Десятки лет спустя проблема стала классической: должно ли общество контролировать технический прогресс, запрещая исследования или запрещая технологии? Нужно ли нам останавливать процесс, пока он еще находится в исследовательской стадии, или нам нужно запретить использование знаний, которые мы в результате приобретаем?
В случае подпорогового восприятия научная общественность предпочла самоцензуру. Но подобное работает только в течение определенного времени — и это время вышло.
Исследования подпорогового восприятия продолжались и в 70-е годы, и частично в 80-е, так как стало ясно, что большая часть информации, которая проходит через человека, не захватывается сознанием, даже если эта информация оказывает выраженный эффект на его поведение.
Это приводит к ставшей теперь парадигматической дилемме: результатами таких исследований могут злоупотреблять — не только для рекламы, но и для всякого рода формирования общественного мнения и манипулирования. Так что это весьма опасная вещь.
Но существует и другая возможность: для способности человека выжить в условиях цивилизации может стать жизненно важно осознать — мы не осознаем многое, что происходит внутри нас. Знание о том, что сознание играет гораздо меньше роли в жизни человека, чем полагает большинство из нас, может оказаться жизненно важным. Ведь это единственное открытие, способное трансформировать культуру, у которой в настоящее время значительные проблемы с жизнеспособностью.
Если это мнение — которое будет более подробно рассмотрено в следующих главах — имеет хоть какое-то обоснование, запрещение исследований подпорогового восприятия может служить профилактикой злоупотреблений рекламными агентствами в краткосрочной перспективе — но в долгосрочном плане это может блокировать наш путь к жизненно важным знаниям о себе.
Это дилемма любой идеи научной цензуры. Но исследования не прекратились. Наоборот, 90-е годы стали декадой прорыва в научном признании того, что человек не является очевидным для самого себя. Источник этого прорыва лежит в знании, которое стало ясным еще 30 лет назад — и заключается оно в следующем: отношение того, что мы ощущаем к тому, что мы воспринимаем, составляет 1 000 000 к 1.
Но как только было сделано это открытие, исследования данного вопроса прекратились, чтобы возобновиться только десятилетия спустя.
Исследования человеческого разума в течение столетий прошли через много ухабов. И значимость сознания наделялась в разные периоды очень разным весом.
Современная философия началась в эпоху Возрождения, когда сознание рассматривалось как центральная часть человека.
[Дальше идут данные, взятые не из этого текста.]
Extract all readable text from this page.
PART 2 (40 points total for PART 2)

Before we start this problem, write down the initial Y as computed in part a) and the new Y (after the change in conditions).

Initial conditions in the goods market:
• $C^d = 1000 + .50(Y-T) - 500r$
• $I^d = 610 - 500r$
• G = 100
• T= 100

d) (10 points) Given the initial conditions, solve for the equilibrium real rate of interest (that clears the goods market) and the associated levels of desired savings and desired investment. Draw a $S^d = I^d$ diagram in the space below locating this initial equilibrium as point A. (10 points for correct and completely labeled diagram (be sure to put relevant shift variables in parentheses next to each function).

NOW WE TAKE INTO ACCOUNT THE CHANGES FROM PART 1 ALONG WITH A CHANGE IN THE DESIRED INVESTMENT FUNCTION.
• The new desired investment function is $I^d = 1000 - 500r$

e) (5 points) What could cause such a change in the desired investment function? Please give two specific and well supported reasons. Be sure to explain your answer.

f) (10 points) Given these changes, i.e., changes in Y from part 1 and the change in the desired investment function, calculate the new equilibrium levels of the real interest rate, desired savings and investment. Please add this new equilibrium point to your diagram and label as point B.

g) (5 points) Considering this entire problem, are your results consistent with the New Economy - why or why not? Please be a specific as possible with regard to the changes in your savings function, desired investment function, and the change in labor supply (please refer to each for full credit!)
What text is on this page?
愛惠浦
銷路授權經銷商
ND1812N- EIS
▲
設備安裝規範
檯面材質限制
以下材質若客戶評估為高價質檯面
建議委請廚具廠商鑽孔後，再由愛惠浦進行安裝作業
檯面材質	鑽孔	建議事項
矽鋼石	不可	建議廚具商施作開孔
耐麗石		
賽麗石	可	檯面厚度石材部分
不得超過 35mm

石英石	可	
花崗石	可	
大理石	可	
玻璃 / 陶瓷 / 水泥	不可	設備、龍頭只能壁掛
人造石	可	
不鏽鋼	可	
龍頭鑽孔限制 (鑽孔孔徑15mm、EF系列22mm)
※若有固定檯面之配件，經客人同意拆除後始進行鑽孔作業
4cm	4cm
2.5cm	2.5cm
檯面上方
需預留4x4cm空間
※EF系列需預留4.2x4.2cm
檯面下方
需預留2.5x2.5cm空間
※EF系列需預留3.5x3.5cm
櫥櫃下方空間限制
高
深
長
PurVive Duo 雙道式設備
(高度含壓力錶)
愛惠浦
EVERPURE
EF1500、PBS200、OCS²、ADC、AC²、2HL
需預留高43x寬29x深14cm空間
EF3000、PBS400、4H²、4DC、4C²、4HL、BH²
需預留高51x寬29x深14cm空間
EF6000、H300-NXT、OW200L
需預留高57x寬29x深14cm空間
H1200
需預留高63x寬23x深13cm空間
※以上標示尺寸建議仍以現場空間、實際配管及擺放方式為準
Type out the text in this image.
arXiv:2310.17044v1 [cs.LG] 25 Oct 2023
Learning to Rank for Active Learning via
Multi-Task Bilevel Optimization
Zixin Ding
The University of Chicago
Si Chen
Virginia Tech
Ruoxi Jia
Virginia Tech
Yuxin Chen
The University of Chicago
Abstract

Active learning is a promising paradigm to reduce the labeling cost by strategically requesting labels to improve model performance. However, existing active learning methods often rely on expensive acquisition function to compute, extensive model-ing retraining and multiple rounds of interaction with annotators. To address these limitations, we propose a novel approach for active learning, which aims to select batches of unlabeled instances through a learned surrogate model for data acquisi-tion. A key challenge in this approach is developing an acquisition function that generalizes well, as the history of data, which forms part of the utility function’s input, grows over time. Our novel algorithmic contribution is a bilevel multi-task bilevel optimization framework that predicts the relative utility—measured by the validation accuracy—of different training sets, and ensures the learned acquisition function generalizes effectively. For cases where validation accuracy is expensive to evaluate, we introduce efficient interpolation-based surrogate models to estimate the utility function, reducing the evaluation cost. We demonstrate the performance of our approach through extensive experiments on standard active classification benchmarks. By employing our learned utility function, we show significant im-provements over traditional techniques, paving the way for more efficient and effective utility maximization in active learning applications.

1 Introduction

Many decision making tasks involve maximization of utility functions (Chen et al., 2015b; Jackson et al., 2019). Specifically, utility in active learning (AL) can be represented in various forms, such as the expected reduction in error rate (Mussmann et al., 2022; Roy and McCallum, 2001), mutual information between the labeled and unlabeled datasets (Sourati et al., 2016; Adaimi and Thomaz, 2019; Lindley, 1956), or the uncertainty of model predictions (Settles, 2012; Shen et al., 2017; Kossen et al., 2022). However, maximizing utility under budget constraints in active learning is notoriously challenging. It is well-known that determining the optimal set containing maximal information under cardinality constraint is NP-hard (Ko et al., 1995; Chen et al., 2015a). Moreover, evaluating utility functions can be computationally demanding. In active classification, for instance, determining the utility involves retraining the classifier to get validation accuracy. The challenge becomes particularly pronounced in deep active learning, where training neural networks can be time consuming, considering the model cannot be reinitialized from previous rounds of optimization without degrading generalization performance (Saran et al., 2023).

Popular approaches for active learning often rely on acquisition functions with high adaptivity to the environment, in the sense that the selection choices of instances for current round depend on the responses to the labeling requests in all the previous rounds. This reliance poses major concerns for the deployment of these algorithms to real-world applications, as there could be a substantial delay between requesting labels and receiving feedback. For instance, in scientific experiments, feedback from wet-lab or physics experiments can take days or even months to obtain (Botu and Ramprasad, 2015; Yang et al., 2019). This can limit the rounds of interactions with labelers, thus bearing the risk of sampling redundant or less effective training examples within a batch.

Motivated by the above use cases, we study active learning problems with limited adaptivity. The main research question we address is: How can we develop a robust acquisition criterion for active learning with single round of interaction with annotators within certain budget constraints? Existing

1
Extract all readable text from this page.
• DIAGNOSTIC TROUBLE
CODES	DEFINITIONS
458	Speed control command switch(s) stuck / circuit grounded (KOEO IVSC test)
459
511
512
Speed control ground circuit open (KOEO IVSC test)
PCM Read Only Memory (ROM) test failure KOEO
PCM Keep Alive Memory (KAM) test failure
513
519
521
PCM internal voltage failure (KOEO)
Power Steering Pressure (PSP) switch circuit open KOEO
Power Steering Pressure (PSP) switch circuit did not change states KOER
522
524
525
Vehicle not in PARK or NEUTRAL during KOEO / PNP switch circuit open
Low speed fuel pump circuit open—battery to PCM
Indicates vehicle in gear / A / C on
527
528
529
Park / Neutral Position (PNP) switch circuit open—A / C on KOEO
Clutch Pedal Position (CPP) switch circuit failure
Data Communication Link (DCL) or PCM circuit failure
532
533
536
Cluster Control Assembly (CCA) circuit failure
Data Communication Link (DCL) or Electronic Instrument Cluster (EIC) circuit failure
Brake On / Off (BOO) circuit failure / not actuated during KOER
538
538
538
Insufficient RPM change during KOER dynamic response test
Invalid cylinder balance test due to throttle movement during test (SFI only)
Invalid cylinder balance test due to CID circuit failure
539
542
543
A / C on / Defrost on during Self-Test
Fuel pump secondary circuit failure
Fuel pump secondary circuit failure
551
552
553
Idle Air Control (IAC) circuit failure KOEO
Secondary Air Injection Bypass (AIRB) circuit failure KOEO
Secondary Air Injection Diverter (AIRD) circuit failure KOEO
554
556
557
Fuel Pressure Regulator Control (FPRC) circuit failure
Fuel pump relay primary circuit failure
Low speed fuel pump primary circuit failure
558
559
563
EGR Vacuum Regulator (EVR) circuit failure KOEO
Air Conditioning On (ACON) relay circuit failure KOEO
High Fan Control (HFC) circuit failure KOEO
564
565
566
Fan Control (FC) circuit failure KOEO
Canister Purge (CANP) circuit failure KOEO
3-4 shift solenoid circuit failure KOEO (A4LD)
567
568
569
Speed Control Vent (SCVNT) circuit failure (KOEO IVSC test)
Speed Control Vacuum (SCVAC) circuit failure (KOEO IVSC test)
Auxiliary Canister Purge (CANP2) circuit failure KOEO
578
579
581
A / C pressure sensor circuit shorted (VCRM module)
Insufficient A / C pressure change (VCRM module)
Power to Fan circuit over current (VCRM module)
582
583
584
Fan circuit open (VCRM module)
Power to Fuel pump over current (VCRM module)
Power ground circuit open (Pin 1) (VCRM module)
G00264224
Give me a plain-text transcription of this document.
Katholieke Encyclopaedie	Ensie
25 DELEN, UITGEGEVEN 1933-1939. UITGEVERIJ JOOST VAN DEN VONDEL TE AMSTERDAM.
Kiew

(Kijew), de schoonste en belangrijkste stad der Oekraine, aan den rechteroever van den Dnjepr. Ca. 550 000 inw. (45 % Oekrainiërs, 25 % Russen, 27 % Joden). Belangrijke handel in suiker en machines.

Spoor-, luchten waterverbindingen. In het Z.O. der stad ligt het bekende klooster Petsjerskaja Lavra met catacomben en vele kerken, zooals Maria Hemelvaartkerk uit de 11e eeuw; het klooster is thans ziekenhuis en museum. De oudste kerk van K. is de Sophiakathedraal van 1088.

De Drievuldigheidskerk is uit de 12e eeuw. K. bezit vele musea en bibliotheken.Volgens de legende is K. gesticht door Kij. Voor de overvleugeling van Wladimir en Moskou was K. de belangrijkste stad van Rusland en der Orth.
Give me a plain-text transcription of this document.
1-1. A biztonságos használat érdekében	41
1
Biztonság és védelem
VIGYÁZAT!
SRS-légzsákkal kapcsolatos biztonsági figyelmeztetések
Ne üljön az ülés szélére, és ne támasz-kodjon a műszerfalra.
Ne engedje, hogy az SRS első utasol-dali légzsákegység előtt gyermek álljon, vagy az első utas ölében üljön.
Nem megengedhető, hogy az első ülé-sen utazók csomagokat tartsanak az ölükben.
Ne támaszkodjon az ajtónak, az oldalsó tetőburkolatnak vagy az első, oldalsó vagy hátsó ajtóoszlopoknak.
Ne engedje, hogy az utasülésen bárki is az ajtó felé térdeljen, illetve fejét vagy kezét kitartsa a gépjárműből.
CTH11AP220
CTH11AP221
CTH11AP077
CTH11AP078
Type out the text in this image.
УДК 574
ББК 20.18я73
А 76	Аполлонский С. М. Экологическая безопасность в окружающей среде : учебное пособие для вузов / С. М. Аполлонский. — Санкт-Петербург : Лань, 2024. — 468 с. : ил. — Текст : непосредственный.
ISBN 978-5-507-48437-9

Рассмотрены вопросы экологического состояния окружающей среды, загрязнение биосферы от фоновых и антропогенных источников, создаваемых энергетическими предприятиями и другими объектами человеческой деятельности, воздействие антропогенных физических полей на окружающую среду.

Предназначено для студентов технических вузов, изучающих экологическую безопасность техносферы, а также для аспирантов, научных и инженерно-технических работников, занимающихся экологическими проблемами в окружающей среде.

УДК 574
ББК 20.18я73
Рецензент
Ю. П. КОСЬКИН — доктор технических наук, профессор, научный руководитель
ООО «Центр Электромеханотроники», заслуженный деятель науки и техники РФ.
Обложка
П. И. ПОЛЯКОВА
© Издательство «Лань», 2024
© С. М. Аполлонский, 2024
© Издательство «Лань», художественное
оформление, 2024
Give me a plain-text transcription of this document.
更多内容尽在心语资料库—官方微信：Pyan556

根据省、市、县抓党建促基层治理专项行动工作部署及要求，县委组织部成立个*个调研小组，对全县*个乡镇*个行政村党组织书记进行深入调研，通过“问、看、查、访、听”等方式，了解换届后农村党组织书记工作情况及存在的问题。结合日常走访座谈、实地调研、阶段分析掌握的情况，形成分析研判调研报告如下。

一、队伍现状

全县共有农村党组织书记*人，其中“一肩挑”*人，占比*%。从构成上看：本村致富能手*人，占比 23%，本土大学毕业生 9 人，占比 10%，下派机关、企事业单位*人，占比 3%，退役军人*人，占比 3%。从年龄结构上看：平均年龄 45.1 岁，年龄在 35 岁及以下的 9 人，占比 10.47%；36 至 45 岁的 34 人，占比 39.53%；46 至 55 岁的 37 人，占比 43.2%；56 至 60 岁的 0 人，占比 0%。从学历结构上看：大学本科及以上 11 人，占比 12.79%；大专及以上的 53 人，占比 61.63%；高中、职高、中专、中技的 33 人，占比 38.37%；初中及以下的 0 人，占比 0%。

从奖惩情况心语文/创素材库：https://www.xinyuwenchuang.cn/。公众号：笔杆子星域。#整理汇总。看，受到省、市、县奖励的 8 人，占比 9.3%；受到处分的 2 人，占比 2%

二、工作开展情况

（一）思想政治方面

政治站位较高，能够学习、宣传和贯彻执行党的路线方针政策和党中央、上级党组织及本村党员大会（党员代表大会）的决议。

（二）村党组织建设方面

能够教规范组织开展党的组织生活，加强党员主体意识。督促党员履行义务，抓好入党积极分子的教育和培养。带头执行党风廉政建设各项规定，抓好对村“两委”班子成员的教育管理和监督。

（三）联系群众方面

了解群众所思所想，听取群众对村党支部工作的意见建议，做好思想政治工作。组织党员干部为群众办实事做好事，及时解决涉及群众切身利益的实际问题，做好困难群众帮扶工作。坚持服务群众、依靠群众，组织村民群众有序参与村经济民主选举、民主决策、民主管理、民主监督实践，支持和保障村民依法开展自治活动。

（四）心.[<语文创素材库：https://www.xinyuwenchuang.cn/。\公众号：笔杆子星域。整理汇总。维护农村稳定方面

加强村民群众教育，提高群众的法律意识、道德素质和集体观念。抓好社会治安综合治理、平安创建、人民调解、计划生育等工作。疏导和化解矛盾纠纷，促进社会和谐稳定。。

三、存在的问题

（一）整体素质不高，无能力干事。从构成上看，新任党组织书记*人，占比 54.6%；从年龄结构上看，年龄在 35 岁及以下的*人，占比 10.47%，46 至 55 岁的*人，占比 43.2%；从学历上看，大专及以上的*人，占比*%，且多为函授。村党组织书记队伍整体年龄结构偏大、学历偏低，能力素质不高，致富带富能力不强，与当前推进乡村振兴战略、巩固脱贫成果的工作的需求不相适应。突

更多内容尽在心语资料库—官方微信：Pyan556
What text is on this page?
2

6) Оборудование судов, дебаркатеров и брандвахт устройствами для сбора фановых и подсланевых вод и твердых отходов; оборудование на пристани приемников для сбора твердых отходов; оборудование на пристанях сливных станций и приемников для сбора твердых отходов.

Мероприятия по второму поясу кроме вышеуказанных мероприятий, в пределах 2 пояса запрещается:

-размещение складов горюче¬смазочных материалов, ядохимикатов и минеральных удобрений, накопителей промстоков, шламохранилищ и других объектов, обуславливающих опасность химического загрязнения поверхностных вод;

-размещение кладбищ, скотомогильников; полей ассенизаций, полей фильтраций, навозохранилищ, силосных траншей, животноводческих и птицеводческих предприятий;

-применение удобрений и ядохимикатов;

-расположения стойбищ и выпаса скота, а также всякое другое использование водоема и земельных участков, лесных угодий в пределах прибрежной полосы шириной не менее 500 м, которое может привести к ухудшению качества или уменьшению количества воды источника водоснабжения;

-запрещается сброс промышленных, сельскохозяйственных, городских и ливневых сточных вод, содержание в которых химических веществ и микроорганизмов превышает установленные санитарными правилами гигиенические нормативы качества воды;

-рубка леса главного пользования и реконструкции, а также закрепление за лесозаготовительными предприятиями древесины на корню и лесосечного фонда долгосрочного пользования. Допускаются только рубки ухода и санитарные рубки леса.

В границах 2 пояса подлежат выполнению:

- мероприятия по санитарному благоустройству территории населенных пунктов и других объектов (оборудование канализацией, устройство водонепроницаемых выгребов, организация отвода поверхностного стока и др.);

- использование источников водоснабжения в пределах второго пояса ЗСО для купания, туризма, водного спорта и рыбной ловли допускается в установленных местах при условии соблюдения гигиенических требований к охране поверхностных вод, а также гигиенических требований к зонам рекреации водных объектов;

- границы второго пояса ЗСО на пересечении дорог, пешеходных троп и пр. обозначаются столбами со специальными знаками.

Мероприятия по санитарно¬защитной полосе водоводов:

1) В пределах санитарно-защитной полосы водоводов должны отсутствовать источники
В 1619 году Рене Декарт после определенных сомнений пришел к выводу о том, что существует только одна вещь, которую он знал точно — а именно то, что он сомневался: «Я мыслю, следовательно, я существую». Сознание стало настоящим символом существования: оно было единственной вещью, в которой можно было не сомневаться.
В Англии Джон Локк опубликовал свой «Очерк о человеческом понимании», в котором центральными вопросами были осознание человеком самого себя и способность видеть себя. Это стало точкой зрения, которая оказала влияние на развитие мышления о человеческом уме, особенно в англоязычных странах: человек понятен.
В конце прошлого века представление о понятном человеке существенно изменилось. Герман фон Гельмгольц, немецкий физик и физиолог, начал изучение человеческих реакций около 1859 года. На основе полученных им технических сведений он пришел к выводу: большая часть того, что происходит в нашей голове, является бессознательной. Чувствование базируется на выводах, которые недостижимы для нашего сознания. Даже если сознательный мозг понимает и знает эти выводы, он не в состоянии их изменить. Гельмгольц показывал, что человек может получить ощущение восприятия света, закрыв глаза и слегка нажав на них. Клетки глаза сконструированы таким образом, чтобы посылать сообщение, когда они получают свет или получают что-то (что не является светом) — в этом случае они передают сообщение о том, что нечто было увидено. Так как эти клетки имеют представление только о свете, они и передают сообщение о свете, когда на них воздействуют давлением. И даже если человек отлично знает, что давление не имеет ничего общего со светом как излучением, сделать с этим он ничего не может. «Может быть совершенно ясно, каким образом мы получаем феномен свечения в поле зрения, когда к глазу прикладывается давление; и тем не менее мы не можем избавиться от убеждения, что этот свет действительно присутствует в определенном месте поля нашего зрения», — писал Гельмгольц.